Jeff Heer and Mike Bostock provided Mechanical Turk workers with a problem they had to answer using different types of charts. The lower error the workers got, the better the visualization. Here are some results from their paper Crowdsourcing Graphical Perception: Using Mechanical Turk to Assess Visualization Design:
They also looked at various settings, like density, aspect ratio, spacing, etc.
Visualization has become empirical science, no longer just art.

Visualisation has been an empirical science for at least 25 years!
1. I echo Hadley on this one. See Cleveland's classic book from 1985.
2. I hate hate hate those little vertical segments at the end of the error bars. They draw attention to the endpoints of the intervals, which are not particularly informative.
They also force you to make the central point a big fuzzy blob to draw attention back to the center of the interval. If the ends weren't vertical segments, the center could be a vertical segment.
I assume the practice started as a sort of serif, to cope with bad printing, copying, and faxing, which could wash out the ends.
There were papers on how bar and pie charts play with users in the Journal of the American Statistical Association in the 1920s, as far as I can recall. Cleveland and colleagues did not overlook that literature.
The question of what works with graph consumers is good and important, but I note puzzles on different levels:
1. I've fed a variety of displays informally to moderately numerate students and have usually found that they invert Cleveland-Tufte order in preferring pie charts to bar charts and evincing no enthusiasm for dot charts, even after a preparatory "brainwashing" lecture explaining the logic and illogic of various designs and being scathing about chartjunk. The usual tone is of the order of "I hear what you say, but pie charts are very familiar to me and I feel comfortable with them".
2. I suspect that many of us resist studies of popular attitudes if the results clash with our principles.
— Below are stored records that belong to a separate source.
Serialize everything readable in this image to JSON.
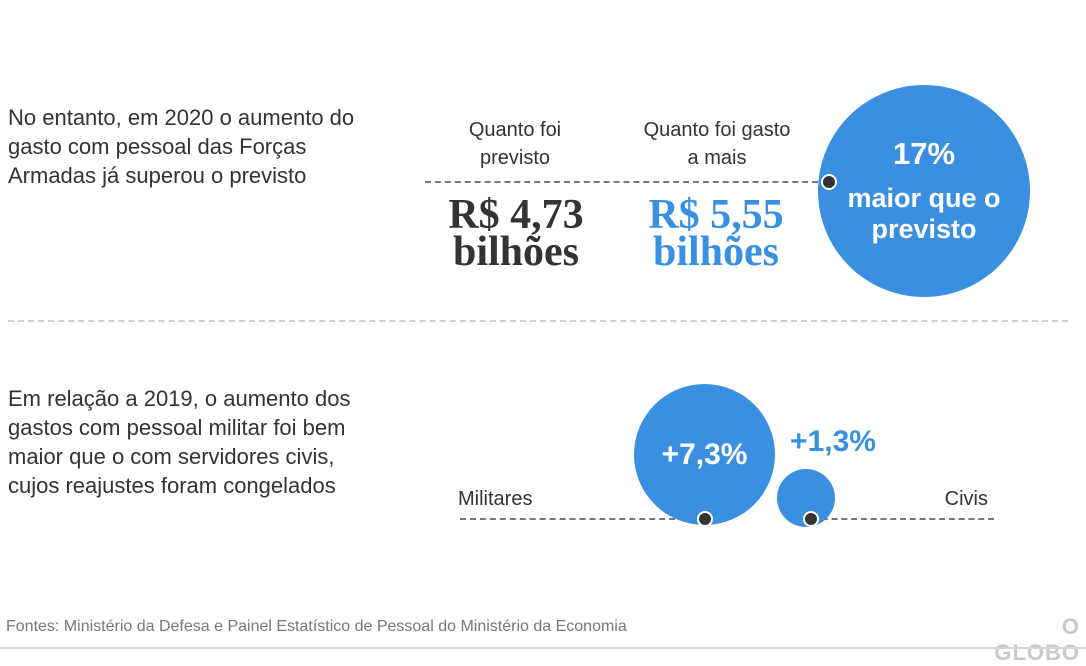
{
  "section1": {
    "text": "No entanto, em 2020 o aumento do gasto com pessoal das Forças Armadas já superou o previsto",
    "forecast_label": "Quanto foi previsto",
    "spent_label": "Quanto foi gasto a mais",
    "forecast_value": "R$ 4,73 bilhões",
    "spent_value": "R$ 5,55 bilhões",
    "bubble_pct": "17%",
    "bubble_text": "maior que o previsto"
  },
  "section2": {
    "text": "Em relação a 2019, o aumento dos gastos com pessoal militar foi bem maior que o com servidores civis, cujos reajustes foram congelados",
    "military_label": "Militares",
    "civil_label": "Civis",
    "military_value": "+7,3%",
    "civil_value": "+1,3%"
  },
  "footer": {
    "sources": "Fontes: Ministério da Defesa e Painel Estatístico de Pessoal do Ministério da Economia",
    "logo": "O GLOBO"
  },
  "colors": {
    "accent": "#3a8fe0",
    "dark": "#333333"
  }
}
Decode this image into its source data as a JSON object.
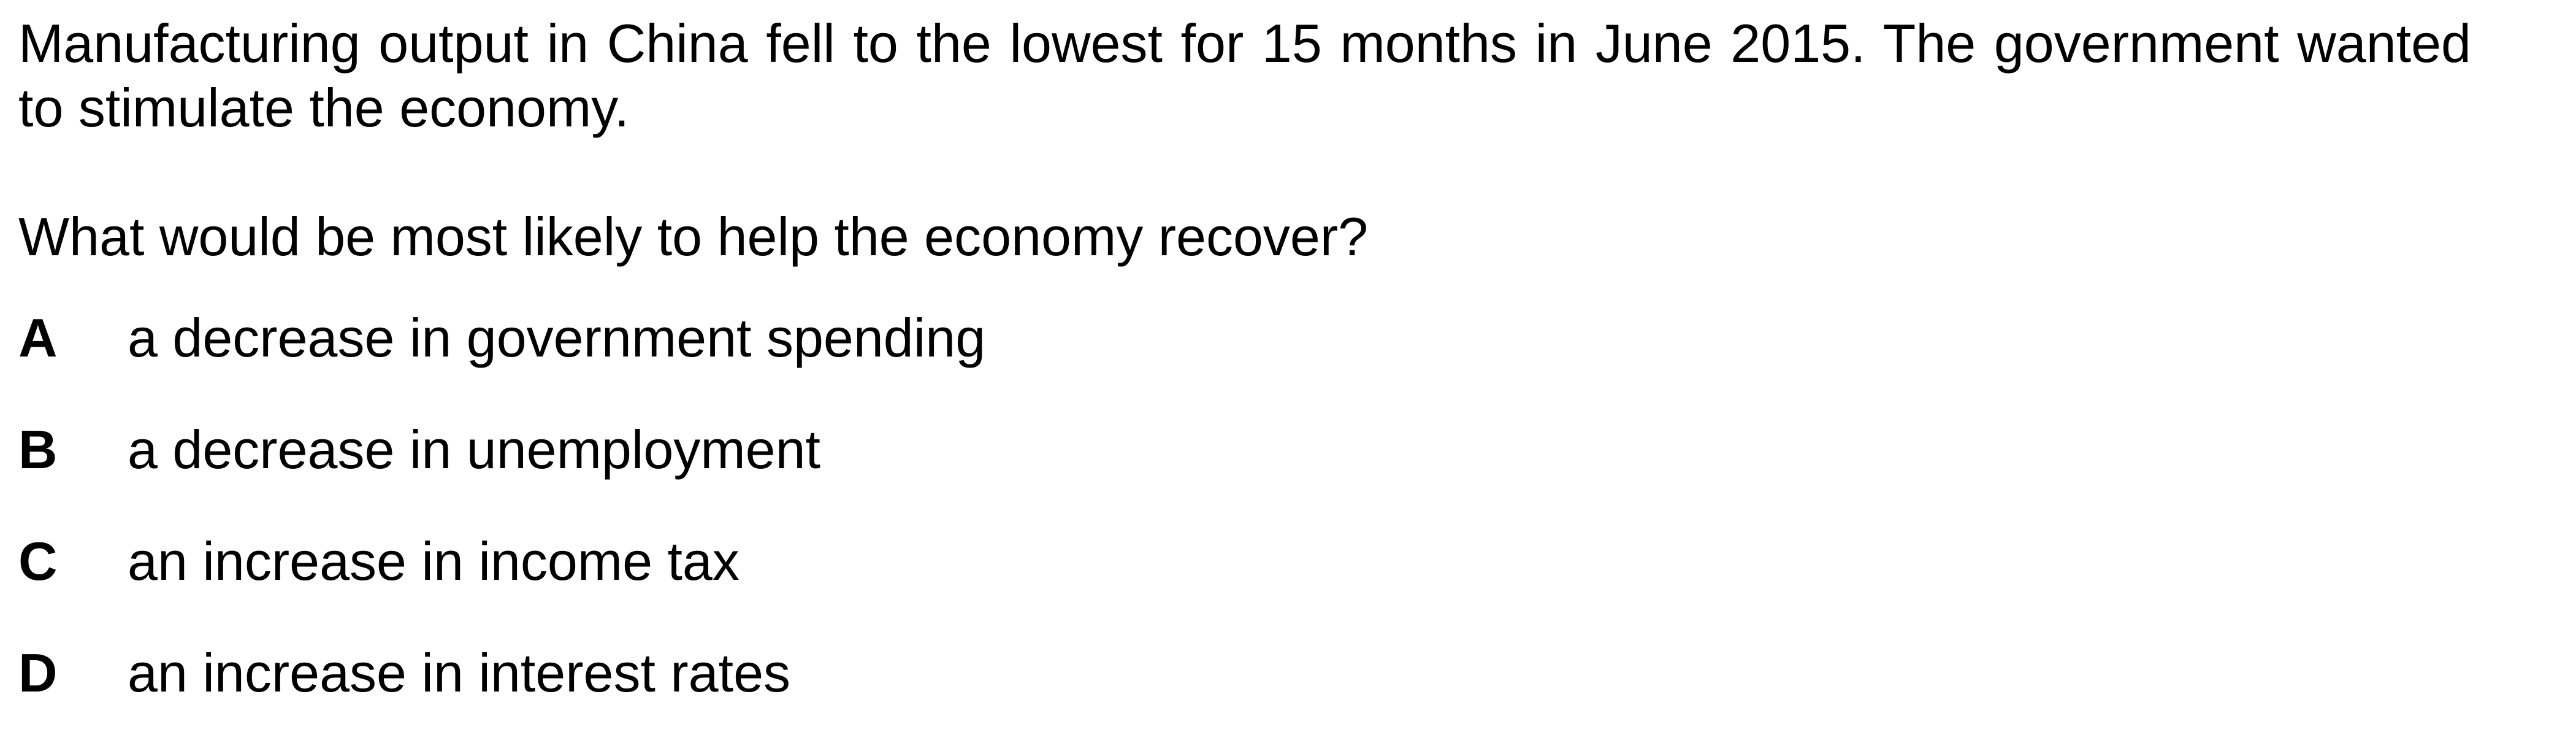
{
  "stem": "Manufacturing output in China fell to the lowest for 15 months in June 2015. The government wanted to stimulate the economy.",
  "question": "What would be most likely to help the economy recover?",
  "options": [
    {
      "letter": "A",
      "text": "a decrease in government spending"
    },
    {
      "letter": "B",
      "text": "a decrease in unemployment"
    },
    {
      "letter": "C",
      "text": "an increase in income tax"
    },
    {
      "letter": "D",
      "text": "an increase in interest rates"
    }
  ]
}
The recent thread on chartjunk is a case in point. I agree with commenters that the study in question looks poor but (a) it got a best paper award (b) what would make us change our minds? (c) are we condemned to go round the same debates perpetually?
3. What makes basic graphics fair game for studies of popular opinion but not, it seems, other areas of statistical science? If a study reported that users of statistics greatly preferred means to medians, would that change your mind on their relative merits? Are there studies of whether non-specialists who just read the journal literature prefer certain kinds of models to others? My guess is that most people who develop such models or routinely fit them would regard that as quite secondary, but where does the difference lie?
Hadley and Andrew: The study does list Cleveland's results, and I've included their chart comparing their own results with his. Blame me for short provocative sentences, not them.
Nick – it would actually be interesting to check people's accuracy of judgments using models communicated to them by means vs medians. An example of a crowd-sourced way to test for performance, see Yes, You Are (Maybe) Overconfident on the Messy Matters blog.
Nick:
I don't think we're going around the same debates. The researchers that I disagreed with in that other blog entry did something new, then Kaiser Fung and I (separately) looked at the details and weren't so impressed. In particular, the comparison is all about how to display 5 data points. But Tufte-ism isn't about how best to display 5 data points, it's about using graphical techniques to display lots of information in a useful way. Finally, good for them for getting a best paper award, but that doesn't really affect my evaluation of what they're doing.